Characteristics of Ionospheric Irregularities Using GNSS Scintillation Indices Measured at Jang Bogo Station, Antarctica (74.62°S, 164.22°E)

Abstract

AbstractGlobal Navigation Satellite System (GNSS) signals strongly depend on the ionospheric conditions, which are composed of electrons and ions generated by solar radiation and particle precipitation. Ionospheric plasma irregularities may cause the scintillation of the GNSS signals or even the loss of signal lock, resulting in the reduction of positioning accuracy and timing precision. Phase scintillation phenomenon is known to occur frequently at high latitudes and primarily related to a significant plasma density gradient, which is due to fast plasma flows in the polar region, energetic particle precipitation in the auroral region, polar cap patches, or several instability mechanisms. Statistical studies are required to understand the characteristics of ionospheric (both phase and amplitude) scintillations at high latitudes.
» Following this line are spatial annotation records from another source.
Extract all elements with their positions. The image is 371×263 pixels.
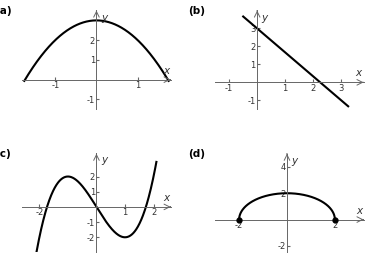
Text: y: y — [101, 155, 107, 165]
Text: x: x — [163, 193, 169, 203]
Text: x: x — [356, 206, 362, 216]
Text: (c): (c) — [0, 149, 11, 159]
Text: y: y — [292, 156, 298, 166]
Text: (a): (a) — [0, 6, 12, 16]
Text: (d): (d) — [188, 149, 206, 159]
Text: y: y — [101, 13, 107, 23]
Text: (b): (b) — [188, 6, 206, 16]
Text: x: x — [163, 66, 169, 76]
Text: x: x — [355, 68, 361, 78]
Text: y: y — [262, 13, 268, 23]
Here, we report the results of ionospheric scintillation measurements at Jang Bogo Station (JBS; 74.62°S, 164.22°E), located inside the polar cap region in Antarctica. The occurrence rates of ionospheric scintillations over the JBS are recorded for 2 years (2017–2018) during solar minimum conditions. The occurrence rates of amplitude scintillations increase only at lower elevation angles (below 30°), which are hard to determine whether the source is ionospheric irregularity or ambient noise such as multipath. In contrast, the occurrence rates of phase scintillations depend on the azimuth angle, season, magnetic activity, magnetic local time, and signal frequency. The results of our analysis suggest that users of the GNSS should consider these parameters to prepare for the degradation of the GNSS performance at high latitudes in the Southern Hemisphere.